Così Simenon scoprì che il crimine può far sorridere

Un detective che sembra uno studentello, belle donne, vino e avvocati gaudenti in «L'uomo nudo e altri racconti»

Daniele Abbiati

Il 1941 è un anno importante per Georges Simenon. In dicembre inizia a redigere quella sorta di autobiografia romanzata che è Pedigree. Sa di essere ciò che ormai è: una gloria letteraria di Francia. Decisamente pop e lontana dagli accademismi reali o presunti, ma comunque gloria. E se ne compiace. E poi, anzi prima, in primavera, finalmente... sorride. Drammatica e noir, la sua penna si prende ufficialmente una piacevole e «leggera» vacanza. Scritti nel '38, compaiono infatti sulla rivista Police-Roman, dal 25 aprile 1941, Le dossiers de l'Agence O, in cui le indagini sono sì poliziesche, hanno sì a che fare con delitti di sangue o di soldi, ma si colorano di tinte ironiche e giocose fino a giungere, in qualche caso, addirittura al rosa.

Accade, a esempio, nella prima storia, La jeune fille de la Rochelle, dove la jeune fille è sì coinvolta in una serie di rapine in gioielleria, ma soprattutto fa breccia nel cuore del vero capo dell'Agenzia O, quell'Émile al quale buoni e cattivi non darebbero un soldo, prima di averne assaggiato l'acume di detective.
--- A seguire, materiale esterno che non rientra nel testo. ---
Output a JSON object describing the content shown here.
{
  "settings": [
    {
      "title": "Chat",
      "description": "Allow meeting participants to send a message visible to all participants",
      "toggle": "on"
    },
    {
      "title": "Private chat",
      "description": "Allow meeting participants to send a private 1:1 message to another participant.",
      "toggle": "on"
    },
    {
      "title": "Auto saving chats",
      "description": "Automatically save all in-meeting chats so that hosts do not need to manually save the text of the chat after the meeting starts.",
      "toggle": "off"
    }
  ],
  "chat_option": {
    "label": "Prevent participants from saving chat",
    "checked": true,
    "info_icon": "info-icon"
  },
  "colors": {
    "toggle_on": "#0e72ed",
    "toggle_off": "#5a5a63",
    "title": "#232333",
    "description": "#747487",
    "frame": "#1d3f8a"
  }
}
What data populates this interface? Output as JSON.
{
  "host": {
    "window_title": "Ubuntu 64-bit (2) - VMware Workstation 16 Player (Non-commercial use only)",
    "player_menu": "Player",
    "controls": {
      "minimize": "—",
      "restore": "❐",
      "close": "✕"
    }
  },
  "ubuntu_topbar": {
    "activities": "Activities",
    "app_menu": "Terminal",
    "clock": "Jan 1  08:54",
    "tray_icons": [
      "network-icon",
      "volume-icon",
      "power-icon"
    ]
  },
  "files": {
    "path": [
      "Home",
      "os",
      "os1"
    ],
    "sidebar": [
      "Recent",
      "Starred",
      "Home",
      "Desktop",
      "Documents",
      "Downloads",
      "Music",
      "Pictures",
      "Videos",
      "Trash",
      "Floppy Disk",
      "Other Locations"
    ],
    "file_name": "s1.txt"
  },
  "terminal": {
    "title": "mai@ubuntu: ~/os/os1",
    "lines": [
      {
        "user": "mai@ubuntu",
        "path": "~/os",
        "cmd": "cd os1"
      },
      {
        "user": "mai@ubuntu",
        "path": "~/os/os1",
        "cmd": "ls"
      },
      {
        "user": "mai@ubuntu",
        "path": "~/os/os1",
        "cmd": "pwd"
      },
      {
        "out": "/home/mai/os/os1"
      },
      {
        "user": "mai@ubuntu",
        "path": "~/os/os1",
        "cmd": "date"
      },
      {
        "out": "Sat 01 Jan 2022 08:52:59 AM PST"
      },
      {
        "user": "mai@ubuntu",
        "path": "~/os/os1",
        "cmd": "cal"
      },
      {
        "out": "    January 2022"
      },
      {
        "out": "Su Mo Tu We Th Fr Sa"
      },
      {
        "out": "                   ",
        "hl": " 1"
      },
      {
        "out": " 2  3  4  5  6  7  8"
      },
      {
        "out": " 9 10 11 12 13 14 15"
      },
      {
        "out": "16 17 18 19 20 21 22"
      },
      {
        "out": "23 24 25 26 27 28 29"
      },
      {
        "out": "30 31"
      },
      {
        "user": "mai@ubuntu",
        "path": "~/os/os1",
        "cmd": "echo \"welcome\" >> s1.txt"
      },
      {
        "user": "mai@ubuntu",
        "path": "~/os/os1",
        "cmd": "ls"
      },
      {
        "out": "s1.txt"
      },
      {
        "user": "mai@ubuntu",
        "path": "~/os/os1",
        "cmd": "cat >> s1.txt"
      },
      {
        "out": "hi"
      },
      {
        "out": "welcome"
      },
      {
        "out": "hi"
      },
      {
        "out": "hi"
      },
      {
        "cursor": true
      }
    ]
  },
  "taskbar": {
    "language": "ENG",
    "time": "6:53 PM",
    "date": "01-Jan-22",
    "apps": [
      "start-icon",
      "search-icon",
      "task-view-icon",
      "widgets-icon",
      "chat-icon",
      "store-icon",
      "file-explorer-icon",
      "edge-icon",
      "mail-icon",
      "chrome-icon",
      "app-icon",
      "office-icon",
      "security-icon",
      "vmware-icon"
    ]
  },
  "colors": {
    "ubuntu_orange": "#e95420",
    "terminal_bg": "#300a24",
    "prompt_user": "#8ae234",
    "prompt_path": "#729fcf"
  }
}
La sua forza consiste nel mascherarlo dietro un fisico allampanato da studente, dietro gli occhiali con la montatura di tartaruga, e dietro la macchina fotografica che si porta sempre appresso. Formalmente, il capo è una nostra vecchia conoscenza, Torrence, il quale non è più alle dipendenze del commissario Maigret, avendo deciso di mettersi in proprio. Per la verità quello di Torrence è un pensionamento anticipato, visto che il meglio di sé, ormai, lo dà a tavola o con in mano un generoso bicchiere di armagnac, e si limita a far da spalla al giovanotto. Il lavoro di strada, vale a dire i pedinamenti di tipi sospetti, è affidato a Barbet, un ex ladro che ha cambiato vita, sempre pronto a scattare, uscendo dall'ufficio sito nella cité Bergère, quando Émile gli dice semplicemente: «Cappello». A comporre il singolare quartetto è la dolcissima Berthe, la segretaria. Azzeccatissima fu la scelta di Marc Simenon, figlio di Georges, nell'affidarne la parte a Marlène Jobert, per la serie televisiva del 1968, insieme a Michel Robin nella parte di Barbet, Pierre Tornade in quella di Torrence e Jean-Pierre Moulin in quella di Émile.

Ebbene, il Simenon sorridente e giocoso dell'Agenzia O, che in Italia comparve parzialmente fra il '59 e il '60 nella collana dei «Capolavori dei Gialli Mondadori», torna, con alcuni inediti, presso Adelphi. Da giovedì prossimo sarà in libreria L'uomo nudo e altri racconti (pagg. 128, euro 10, traduzione di Marina Di Leo), dove troviamo proprio La jeune fille de la Rochelle, rititolato Lo spioncino di Émile (uscito nel '53 insieme al romanzo L'uomo sospetto e a un altro racconto nei «Romanzi della palma»), con Il capanno di legno e, appunto, L'uomo nudo. Se in Lo spioncino di Émile il gioco della seduzione ha quasi la meglio su quello della deduzione, in Il capanno di legno la donna al centro della vicenda è anch'essa molto bella, ma più pericolosa, un'autentica femme fatale che accusa lo stagionato marito di averle impiccato l'amante. Invece in L'uomo nudo signore e signorine hanno compiti marginali, com'è facile capire fin dalla scena iniziale, dove al Quai des Orfèvres decine di uomini di tutte le razze (Parigi era già allora multietnica...) finiti in una retata vengono sottoposti, come mamma li ha fatti, alle misure antropometriche. Ma che ci fa, in quella compagnia poco raccomandabile, il principe del foro Duboin? Non sarà per caso della stessa risma dei suoi occasionali compagni?

Anche stavolta Émile il Rosso, così detto per la capigliatura fulva, saprà venire a capo dell'enigma.

«Se in quel benedetto mestiere ci fosse almeno il tempo di riflettere sul da farsi! Ma finisce sempre allo stesso modo: all'ultimo secondo le cose prendono una piega del tutto inaspettata». Lo dice il narratore, Simenon, il quale, sfruttando le pieghe inaspettate, alza il ritmo degli eventi, regalandoci qualche sorriso altrettanto inaspettato.